LGMD Gene Therapy ATA-100 Wins Orphan Drug Status From FDA, EMA
by |
The U.S. Food and Drug Administration (FDA) has granted orphan drug designation to ATA-100, a one-time gene therapy being developed by Atamyo Therapeutics for a specific form of limb-girdle muscular dystrophy (LGMD) called 2I or R9 (LGMD2I/R9).
In Europe, the therapy also was named an orphan drug by the European Medicines Agency (EMA) for the treatment of LGMD.
With these designations, Atamyo Therapeutics can benefit from seven and 10 years of exclusive rights to market the therapy in the U.S. and Europe, respectively. Other benefits include tax credits, access to research grants, and scientific advice on the most appropriate way to generate evidence on the therapy’s benefits and risks.
Additionally, the company was given the green light by the U.K.’s Medicines and Healthcare products Regulatory Agency (MHRA) late last year to start testing ATA-100 in humans for the first time. Now, it has been given an added go-ahead by the Danish Medicines Agency (DKMA) to start a clinical trial.
“We are thrilled by this additional approval for our first-in-human trial with ATA-100 and by the Orphan Drug Designation in the United States and in Europe” Stéphane Degove, CEO of Atamyo, said in a press release.
“This single-administration treatment brings hope to patients with LGMD2I/R9,” Degove said.
Atamyo also was awarded public financing of €2 million (about $2.2 million) by Bpifrance to get its first clinical trial of ATA-100 off the ground. This funding is part of the Deeptech Development Aid program, a French government initiative to help start-ups get financed in France, where an additional clinical trial application for ATA-100 is currently under review.
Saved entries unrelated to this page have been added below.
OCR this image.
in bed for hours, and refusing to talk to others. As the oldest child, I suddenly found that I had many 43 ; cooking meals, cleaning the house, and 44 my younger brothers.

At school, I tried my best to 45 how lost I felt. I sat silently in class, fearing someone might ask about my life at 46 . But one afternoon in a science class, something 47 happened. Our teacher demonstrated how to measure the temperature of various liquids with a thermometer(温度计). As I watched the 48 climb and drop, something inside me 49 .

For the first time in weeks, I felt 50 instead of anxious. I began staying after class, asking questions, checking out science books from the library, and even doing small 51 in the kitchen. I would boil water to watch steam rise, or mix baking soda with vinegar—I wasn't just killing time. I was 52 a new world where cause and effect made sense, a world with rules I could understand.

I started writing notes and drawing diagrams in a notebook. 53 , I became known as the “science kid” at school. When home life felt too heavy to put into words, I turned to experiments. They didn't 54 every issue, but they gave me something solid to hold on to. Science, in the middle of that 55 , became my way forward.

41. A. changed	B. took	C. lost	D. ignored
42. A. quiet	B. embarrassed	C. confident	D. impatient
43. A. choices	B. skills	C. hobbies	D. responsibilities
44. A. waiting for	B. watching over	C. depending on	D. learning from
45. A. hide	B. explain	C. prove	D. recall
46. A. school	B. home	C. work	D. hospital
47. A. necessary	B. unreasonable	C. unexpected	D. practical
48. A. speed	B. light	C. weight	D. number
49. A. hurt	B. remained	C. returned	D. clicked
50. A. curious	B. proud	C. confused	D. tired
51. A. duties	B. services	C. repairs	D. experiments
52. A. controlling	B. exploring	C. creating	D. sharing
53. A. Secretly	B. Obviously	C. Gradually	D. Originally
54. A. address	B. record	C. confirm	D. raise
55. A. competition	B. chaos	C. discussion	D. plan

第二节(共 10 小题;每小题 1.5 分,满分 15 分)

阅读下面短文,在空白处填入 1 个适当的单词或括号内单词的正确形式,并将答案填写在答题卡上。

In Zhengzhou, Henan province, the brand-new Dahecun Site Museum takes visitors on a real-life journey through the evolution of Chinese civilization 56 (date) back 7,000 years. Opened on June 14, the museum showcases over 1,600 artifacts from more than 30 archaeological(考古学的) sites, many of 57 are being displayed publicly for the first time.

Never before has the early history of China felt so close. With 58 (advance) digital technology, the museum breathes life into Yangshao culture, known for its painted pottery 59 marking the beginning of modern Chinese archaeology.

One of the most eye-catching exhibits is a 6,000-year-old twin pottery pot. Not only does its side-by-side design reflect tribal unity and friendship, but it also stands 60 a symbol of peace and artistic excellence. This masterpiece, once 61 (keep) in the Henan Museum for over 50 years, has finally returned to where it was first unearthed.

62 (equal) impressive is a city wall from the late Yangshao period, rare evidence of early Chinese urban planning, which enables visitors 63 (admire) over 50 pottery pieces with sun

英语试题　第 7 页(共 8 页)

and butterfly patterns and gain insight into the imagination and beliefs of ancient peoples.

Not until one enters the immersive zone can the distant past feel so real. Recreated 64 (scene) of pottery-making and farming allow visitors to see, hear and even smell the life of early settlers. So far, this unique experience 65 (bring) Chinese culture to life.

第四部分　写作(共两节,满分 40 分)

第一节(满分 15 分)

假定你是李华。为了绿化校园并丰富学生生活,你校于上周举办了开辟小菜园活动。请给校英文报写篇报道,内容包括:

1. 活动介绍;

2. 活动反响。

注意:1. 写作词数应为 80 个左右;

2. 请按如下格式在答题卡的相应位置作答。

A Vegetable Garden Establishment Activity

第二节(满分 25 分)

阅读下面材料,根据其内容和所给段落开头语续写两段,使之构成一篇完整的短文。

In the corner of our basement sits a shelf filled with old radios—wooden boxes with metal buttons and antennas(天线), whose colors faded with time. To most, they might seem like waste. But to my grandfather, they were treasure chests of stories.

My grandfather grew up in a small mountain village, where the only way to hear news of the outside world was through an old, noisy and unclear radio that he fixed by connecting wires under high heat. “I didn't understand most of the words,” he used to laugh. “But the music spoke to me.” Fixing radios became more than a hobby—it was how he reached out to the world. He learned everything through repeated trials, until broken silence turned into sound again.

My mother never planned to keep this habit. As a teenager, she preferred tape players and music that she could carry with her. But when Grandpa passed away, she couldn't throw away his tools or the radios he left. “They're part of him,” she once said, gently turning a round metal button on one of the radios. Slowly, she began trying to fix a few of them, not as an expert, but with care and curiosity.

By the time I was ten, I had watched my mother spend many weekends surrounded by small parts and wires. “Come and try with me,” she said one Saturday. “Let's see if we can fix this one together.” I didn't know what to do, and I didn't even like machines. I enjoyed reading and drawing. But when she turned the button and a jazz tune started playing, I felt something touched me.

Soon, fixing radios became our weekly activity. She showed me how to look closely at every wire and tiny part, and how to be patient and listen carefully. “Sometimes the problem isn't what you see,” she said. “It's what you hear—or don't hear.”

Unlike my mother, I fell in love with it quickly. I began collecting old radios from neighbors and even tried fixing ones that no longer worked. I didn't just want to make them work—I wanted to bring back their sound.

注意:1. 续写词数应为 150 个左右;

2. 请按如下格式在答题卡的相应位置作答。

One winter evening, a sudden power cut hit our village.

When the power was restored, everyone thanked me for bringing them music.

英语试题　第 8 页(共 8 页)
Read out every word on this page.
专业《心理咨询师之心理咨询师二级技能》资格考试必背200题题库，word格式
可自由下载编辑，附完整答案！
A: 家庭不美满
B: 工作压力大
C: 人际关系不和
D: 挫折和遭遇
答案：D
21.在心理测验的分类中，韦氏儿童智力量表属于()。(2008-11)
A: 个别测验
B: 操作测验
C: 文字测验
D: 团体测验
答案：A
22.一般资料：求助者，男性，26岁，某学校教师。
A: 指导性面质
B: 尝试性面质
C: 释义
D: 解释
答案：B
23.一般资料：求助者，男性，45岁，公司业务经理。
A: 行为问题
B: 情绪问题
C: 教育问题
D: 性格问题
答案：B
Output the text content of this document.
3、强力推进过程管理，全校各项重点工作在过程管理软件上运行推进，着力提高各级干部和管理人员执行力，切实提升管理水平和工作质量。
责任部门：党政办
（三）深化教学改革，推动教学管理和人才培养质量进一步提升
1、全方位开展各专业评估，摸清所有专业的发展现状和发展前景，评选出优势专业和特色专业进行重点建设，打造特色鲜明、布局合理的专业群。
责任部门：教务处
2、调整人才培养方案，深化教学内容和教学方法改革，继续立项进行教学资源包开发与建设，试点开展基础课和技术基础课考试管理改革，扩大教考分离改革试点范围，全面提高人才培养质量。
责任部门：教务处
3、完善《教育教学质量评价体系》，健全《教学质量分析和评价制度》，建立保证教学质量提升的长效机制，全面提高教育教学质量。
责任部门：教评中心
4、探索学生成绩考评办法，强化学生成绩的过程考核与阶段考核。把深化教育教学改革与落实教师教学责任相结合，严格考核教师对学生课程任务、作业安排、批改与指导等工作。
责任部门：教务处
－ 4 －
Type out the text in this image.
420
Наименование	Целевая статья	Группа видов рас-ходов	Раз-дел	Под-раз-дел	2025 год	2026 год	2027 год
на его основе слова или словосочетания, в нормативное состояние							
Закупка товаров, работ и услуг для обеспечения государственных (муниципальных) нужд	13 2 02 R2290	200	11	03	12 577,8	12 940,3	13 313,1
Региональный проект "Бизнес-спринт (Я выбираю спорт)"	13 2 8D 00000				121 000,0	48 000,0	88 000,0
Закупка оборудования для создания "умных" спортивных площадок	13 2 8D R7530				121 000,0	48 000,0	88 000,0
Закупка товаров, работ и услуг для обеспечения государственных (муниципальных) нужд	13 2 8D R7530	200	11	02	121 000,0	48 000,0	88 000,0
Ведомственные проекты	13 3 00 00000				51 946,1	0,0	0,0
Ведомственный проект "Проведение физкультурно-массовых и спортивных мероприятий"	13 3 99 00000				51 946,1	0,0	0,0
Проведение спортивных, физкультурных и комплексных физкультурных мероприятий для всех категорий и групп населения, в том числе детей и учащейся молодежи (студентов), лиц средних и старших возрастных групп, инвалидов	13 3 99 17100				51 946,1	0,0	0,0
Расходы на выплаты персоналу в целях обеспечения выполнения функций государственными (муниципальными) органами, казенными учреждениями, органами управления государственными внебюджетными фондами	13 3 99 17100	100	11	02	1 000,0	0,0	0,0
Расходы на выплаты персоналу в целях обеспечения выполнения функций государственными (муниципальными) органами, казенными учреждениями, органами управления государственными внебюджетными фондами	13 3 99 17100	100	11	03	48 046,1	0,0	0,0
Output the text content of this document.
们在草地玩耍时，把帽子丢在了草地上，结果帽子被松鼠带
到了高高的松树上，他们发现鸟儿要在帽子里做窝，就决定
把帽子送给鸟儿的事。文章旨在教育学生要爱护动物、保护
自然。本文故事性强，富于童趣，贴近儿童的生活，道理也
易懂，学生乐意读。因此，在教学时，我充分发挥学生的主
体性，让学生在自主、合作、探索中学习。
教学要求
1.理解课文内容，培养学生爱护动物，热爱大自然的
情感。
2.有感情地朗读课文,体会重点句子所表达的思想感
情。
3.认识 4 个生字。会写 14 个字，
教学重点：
“The strong financial support by the French government will reinforce the rapid progress towards a first administration of ATA-100 in patients,” Degove said.
LGMD2I/R9 is caused by mutations in FKRP, a gene that provides instructions to make a protein called fukutin-related protein (FKRP). The first symptoms appear in childhood or early adulthood and progress slowly, causing muscle weakness that can affect the ability to walk and breathe.
ATA-100 is expected to work by delivering a healthy copy of the FKRP gene to cells. The gene is carried in a harmless vector that the company has modified based on a naturally occurring virus called adeno-associated virus (AAV).
The therapy is based on earlier work by Isabelle Richard, PhD, chief scientific officer of Atamyo and head of the Progressive Muscular Dystrophies Laboratory at Genethon, the company from which Atamyo was spun off.